In other words, I think both people can be right here. They don’t have to collide head to head. It would be far more productive to engage with each other generously, in good faith and see how one person’s view could force the other into richer analysis.
Just one particularly egregious straw-man, though, and that is in Manne’s critique of Peterson’s use of the phrase “enforced monogamy”. They clearly knew what Peterson meant by this phrase. Ezra Klein even explained it – that there are ways society organizes itself to incentivize monogamous relationships, relationships which society non-controversially has a desire to promote. Even though they showed they understood it, they attacked it as obviously misogynistic. Now, maybe monogamous relationships are a sign of the patriarchy and need to be dismantled, but that’s certainly not obvious.
The Sam Harris straw-man was far, far worse
This criticism is fully on Ezra Klein. Last summer, Klein had a crazy back and forth with Sam Harris culminating in this podcast exchange that I think is worth your time. By the way, that debate had a lot of the same frustrating, circular back and forth that showed up in the Peterson/Harris exchange the first time they got together. The point of disagreements were different but I think the fundamental reasons neither could really find consensus had some of the same fundamental properties.
First of all, Harris kept trying to make, what I thought an obvious point that sometimes the data will challenge your narratives and that rather than ignore the data, you need to modify your narratives. Klein refused to concede here because he felt that the biases in the systems inevitably bias the data and when the data backs up problematic biases, you have to question the data. There’s no way, in Klein’s view, that you can trust data without fully factoring in the biases and that it’s impossible to fully do so. I feel like there’s a bit of nihilism in this reckoning, but I also felt Harris has trouble owning up to these possibilities as desperately he seems to try.
That was the crux of the two hour debate. And that, kind of also describes the Peterson/Harris debate as well, ironically enough at least if you squint.
But that’s not the way Klein presents it to Manne. Rather, he claims Harris has massive blind-spots. He hides sympathetic racial biases around free-speech arguments and even jaw droppingly accuses Harris of hiding from racism attacks by virtue of the fact he has a black friend – something I can’t even imagine Harris ever doing.
One point Harris and Peterson both harp on and why I think Peterson sued Manne (ironically), is their concern for free speech and their sensitivities toward mob-shaming campaigns that infringe it. They both claim freedom of speech as core principles and the only way to work through complex ideas.
Where they get into trouble, and in my opinion shouldn’t, is that Peterson, especially, is willing to dive straight into taboo areas, pushing into them, looking for flawed assumptions. Any attempts to do so appear suspect to those caught up in feminism, however, so I think it’s difficult for liberal critics of Peterson to see what he’s doing clearly.

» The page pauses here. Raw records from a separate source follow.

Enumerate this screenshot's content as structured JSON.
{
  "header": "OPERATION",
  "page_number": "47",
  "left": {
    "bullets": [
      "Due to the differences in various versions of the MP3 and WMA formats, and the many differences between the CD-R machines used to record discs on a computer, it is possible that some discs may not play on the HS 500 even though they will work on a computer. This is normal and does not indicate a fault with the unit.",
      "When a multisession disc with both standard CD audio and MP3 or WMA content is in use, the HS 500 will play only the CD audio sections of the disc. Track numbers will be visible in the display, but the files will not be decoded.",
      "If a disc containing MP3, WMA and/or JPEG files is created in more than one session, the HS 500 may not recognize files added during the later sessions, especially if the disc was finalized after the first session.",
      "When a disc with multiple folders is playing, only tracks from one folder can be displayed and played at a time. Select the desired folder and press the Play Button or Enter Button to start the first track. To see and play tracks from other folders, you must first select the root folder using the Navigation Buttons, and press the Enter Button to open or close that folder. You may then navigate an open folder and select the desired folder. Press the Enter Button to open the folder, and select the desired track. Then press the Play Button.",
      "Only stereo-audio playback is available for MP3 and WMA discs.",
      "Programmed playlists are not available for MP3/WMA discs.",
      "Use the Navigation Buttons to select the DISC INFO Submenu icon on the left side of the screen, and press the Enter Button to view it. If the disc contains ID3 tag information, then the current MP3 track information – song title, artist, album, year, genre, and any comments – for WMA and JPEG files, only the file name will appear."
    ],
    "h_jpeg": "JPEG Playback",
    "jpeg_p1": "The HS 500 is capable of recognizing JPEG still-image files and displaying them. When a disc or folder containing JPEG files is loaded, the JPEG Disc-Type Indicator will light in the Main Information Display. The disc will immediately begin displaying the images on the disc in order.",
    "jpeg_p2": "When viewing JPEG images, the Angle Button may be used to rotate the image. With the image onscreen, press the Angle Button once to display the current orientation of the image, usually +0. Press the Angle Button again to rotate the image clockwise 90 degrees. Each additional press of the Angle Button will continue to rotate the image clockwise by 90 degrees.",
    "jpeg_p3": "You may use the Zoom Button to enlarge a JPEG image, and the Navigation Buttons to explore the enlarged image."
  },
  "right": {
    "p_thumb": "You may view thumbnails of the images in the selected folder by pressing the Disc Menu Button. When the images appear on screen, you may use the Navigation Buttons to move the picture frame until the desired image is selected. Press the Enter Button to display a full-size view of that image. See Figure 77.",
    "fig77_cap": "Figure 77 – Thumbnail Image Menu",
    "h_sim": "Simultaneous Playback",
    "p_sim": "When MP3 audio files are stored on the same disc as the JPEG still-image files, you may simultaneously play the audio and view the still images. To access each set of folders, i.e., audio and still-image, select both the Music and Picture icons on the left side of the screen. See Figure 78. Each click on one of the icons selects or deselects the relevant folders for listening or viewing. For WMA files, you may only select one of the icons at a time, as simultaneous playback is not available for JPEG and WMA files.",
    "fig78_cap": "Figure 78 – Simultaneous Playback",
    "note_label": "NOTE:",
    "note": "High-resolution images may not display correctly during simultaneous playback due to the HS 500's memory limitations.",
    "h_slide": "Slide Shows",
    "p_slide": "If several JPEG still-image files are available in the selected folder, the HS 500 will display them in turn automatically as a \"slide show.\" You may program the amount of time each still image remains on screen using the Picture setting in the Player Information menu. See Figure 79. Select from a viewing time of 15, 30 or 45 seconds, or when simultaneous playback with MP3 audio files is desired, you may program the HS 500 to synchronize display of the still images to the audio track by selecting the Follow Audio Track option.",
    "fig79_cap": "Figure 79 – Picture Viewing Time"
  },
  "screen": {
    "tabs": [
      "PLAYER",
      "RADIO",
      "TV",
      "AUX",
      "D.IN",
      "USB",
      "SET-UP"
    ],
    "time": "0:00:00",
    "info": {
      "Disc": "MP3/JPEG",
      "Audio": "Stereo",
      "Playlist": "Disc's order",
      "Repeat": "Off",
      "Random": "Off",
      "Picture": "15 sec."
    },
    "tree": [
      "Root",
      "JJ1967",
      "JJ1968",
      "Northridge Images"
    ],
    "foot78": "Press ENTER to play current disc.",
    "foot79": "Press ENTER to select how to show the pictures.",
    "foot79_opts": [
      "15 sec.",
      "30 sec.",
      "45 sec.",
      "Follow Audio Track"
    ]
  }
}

Both Manne and Klein (and many others) scoff at the idea that Peterson and Harris’ speech has been infringed, given their massive platforms and enormous popularity. That is true. I also think they are careful, well reasoned and operating mostly with integrity. I think that mostly helps them.
I don’t think Manne or Klein properly factor in the social consequences accusations of racism or sexism can inflict on someone. People can and have lost jobs and can and have been de-platformed over something they’ve said.
They, rightly, criticize Peterson and Harris for trafficking in ideas, that may be thoughtful, but could be used by hate groups to further bad objectives. But neither Manne or Klein fully own up to all the ways they are equally vulnerable to the same problems.
Kate Manne is clearly smarter than I am, in every way possible, so it’s a little funny for me to be digging into her interview this thoroughly. This interview definitely informed my understanding of feminism.
My concern is that feminism as a whole seems to be marching down an interesting intellectual path, though with significant blind-spots. There’s too much righteous fervor, too much assurance of the rightness of their cause. Not enough concern and care for conservative criticisms. The movement dismisses its critics far too casually and caustically.
I think feminism has a tendency to be overly self-important, too self-assured, too willing to self-righteously shame others who fall short of its high-minded principles. It’s become, ironically, a bit too Victorian.
I make this criticism with tons of caveats. I need to read her book. I can certainly do more work to immerse myself more fully in the ideas offered. I am thankful for feminists. We need them. They just need to be operating more within conversations rather than shouting down “the man” at every opportunity.